Support grows for UCLA prof suspended for not giving preferential treatment to black students
The Foundation for Individual Rights in Education has come to the defense of Gordon Klein after the lecturer was suspended for an email in which he followed school policy.
An online petition in support of Klein has gathered 3x as many signatures as the original protest against him.
The Foundation for Individual Rights in Education issued a statement in defense of Gordon Klein, the UCLA professor who was suspended over an email in which he refused to provide special accommodations for minority students following the George Floyd protests
FIRE called on UCLA to “immediately reinstate” Klein after he “declined to alter his final exam schedule or grading policies for black students during the protests surrounding the killing of George Floyd.”
“We remain hopeful that the university will uphold Professor Klein’s rights to freedom of expression and academic freedom by rescinding his suspension,” FIRE’s Katlyn Patton told Campus Reform Tuesday. Patton authored FIRE’s letter to UCLA requesting Klein’s reinstatement. When asked about the possibility of FIRE taking legal action, Patton said, “we have not yet received a substantive response from the university, and will evaluate next steps when we do receive one.”
[RELATED: UCLA lecturer’s job in jeopardy after refusing ‘accommodations’ for black students]
“We’ve seen countless instances of colleges and universities being called upon to investigate students and faculty for their expression recently,” Patton explained. “Right now, Professor Klein’s story is an example of a university responding to these calls incorrectly by disciplining a faculty member for his protected expression.”
Patton concluded, “As a lecturer at a public institution bound by the First Amendment, Klein has significant rights to manage the content and direction of his course, and his disagreement with the students’ reasoning in the email at issue in this case does not amount to harassment or unlawful discrimination.”
Additional support for Klein has come in the form of a second Change.org petition, this one calling for “Justice for UCLA Professor Gordon Klein.” The new petition has garnered more than 60,000 signatures since it was created, three times more than the original petition calling for Klein to be fired, which had more than 21,000 signatures at the time of publication of this story.

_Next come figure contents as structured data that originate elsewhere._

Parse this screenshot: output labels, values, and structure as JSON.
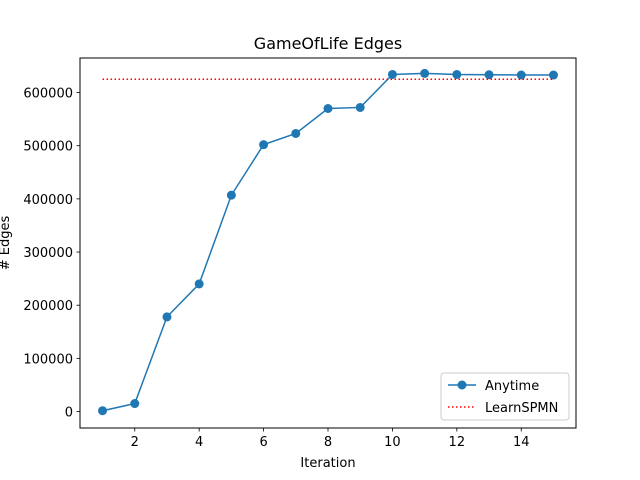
{
  "chart_data": {
    "type": "line",
    "title": "GameOfLife Edges",
    "xlabel": "Iteration",
    "ylabel": "# Edges",
    "xlim": [
      0.3,
      15.7
    ],
    "ylim": [
      -31000,
      665000
    ],
    "xticks": [
      2,
      4,
      6,
      8,
      10,
      12,
      14
    ],
    "yticks": [
      0,
      100000,
      200000,
      300000,
      400000,
      500000,
      600000
    ],
    "grid": false,
    "legend_position": "lower right",
    "series": [
      {
        "name": "Anytime",
        "style": "solid-with-circle-markers",
        "color": "#1f77b4",
        "x": [
          1,
          2,
          3,
          4,
          5,
          6,
          7,
          8,
          9,
          10,
          11,
          12,
          13,
          14,
          15
        ],
        "values": [
          1500,
          15000,
          178000,
          240000,
          407000,
          502000,
          523000,
          570000,
          572000,
          634000,
          636000,
          634000,
          633500,
          633000,
          633000
        ]
      },
      {
        "name": "LearnSPMN",
        "style": "dotted",
        "color": "#ff0000",
        "x": [
          1,
          15
        ],
        "values": [
          625000,
          625000
        ]
      }
    ]
  }
}
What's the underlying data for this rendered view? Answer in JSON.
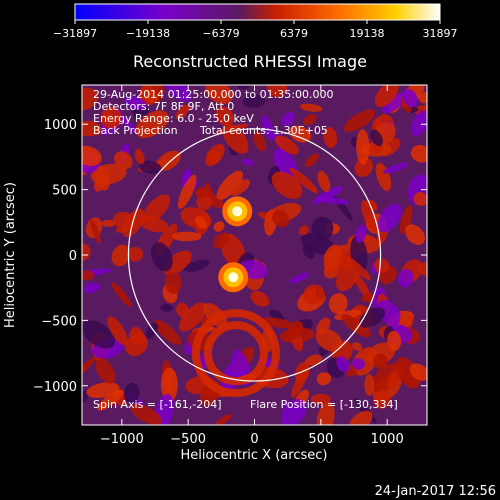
{
  "chart_data": {
    "type": "heatmap",
    "title": "Reconstructed RHESSI Image",
    "xlabel": "Heliocentric X (arcsec)",
    "ylabel": "Heliocentric Y (arcsec)",
    "xlim": [
      -1300,
      1300
    ],
    "ylim": [
      -1300,
      1300
    ],
    "x_ticks": [
      -1000,
      -500,
      0,
      500,
      1000
    ],
    "x_tick_labels": [
      "−1000",
      "−500",
      "0",
      "500",
      "1000"
    ],
    "y_ticks": [
      -1000,
      -500,
      0,
      500,
      1000
    ],
    "y_tick_labels": [
      "−1000",
      "−500",
      "0",
      "500",
      "1000"
    ],
    "colorbar": {
      "min": -31897,
      "max": 31897,
      "tick_values": [
        -31897,
        -19138,
        -6379,
        6379,
        19138,
        31897
      ],
      "tick_labels": [
        "−31897",
        "−19138",
        "−6379",
        "6379",
        "19138",
        "31897"
      ],
      "colors": [
        "#0000ff",
        "#7b00c8",
        "#5a1a60",
        "#c81e00",
        "#ff6a00",
        "#ffd000",
        "#ffffff"
      ]
    },
    "solar_limb_radius_arcsec": 950,
    "sources": [
      {
        "x": -130,
        "y": 334,
        "intensity": 1.0
      },
      {
        "x": -160,
        "y": -170,
        "intensity": 0.95
      }
    ],
    "annotations": {
      "line1": "29-Aug-2014 01:25:00.000 to 01:35:00.000",
      "line2": "Detectors: 7F 8F 9F, Att 0",
      "line3": "Energy Range: 6.0 - 25.0 keV",
      "line4_left": "Back Projection",
      "line4_right": "Total counts: 1.30E+05",
      "spin_axis": "Spin Axis = [-161,-204]",
      "flare_position": "Flare Position = [-130,334]"
    },
    "background_color": "#000000"
  },
  "footer": {
    "timestamp": "24-Jan-2017 12:56"
  }
}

“What Professor Klein said was not filled with racism, yet he was targeted and doxed, perceivably threatened and called a racist by people across the country,” the petition supporting Klein reads. “It is a much better lesson for students that there is always room to grow and learn, overcome any bias instead of a lesson that one mistake will cause you your entire job, career, livelihood.”
The UCLA Undergraduate Students Association Council spoke out against Klein, however. A statement, which was signed by leaders of the USAC, Afrikan Student Union, and many other student organizations, alleged that “Klein blatantly and indignantly invalidated his students’ concerns,” adding that Klein “made multiple problematic statements, one after the other, within the length of the email.”
The USAC’s letter went on to say that Klein’s email, “twisted Martin Luther King Jr.’s words to validate his insensitive and demeaning response.”
Klein’s original email had questioned whether a policy that graded black students differently might “run afoul of MLK’s admonition” that people “should not be evaluated based on the ‘color of their skin.’”
“UCLA’s Undergraduate Campus Leadership stands by UCLA administration’s choice to suspend Professor Klein,” the statement declared. “Further, we call for complete termination of Klein from his position. It is our sincere hope that the University remembers the words it delivered to its students, staff and faculty that Black lives do matter, and that they begin to honor these statements by properly protecting students and holding faculty accountable.”
The UCLA Young Democratic Socialists were one of many student organizations to endorse the statement.
However, the Bruin Republicans at UCLA issued a rebuttal of the student association’s letter on the organization’s Facebook page.
“The mob at UCLA has set its target on Professor Klein to destroy his reputation and livelihood,” the organization said in a post. “Cancel culture is alive and well but nothing we haven’t seen before. It’s interesting to note that all of our student government UCLA’s Undergraduate Students Association Council (USAC) signed onto this letter,” the post continued, “which shows how dogmatic their ideology is.”
To conclude, the Bruin Republicans wrote, “this type of cancel culture ruins academia. If you say the wrong thing or come to the wrong conclusion, suddenly your entire career is over. UCLA should reinstate Professor Klein to show that they stand for free speech. The suspension was wrong and it should be overturned.”
The USAC did not respond to requests for comment at the time of publication.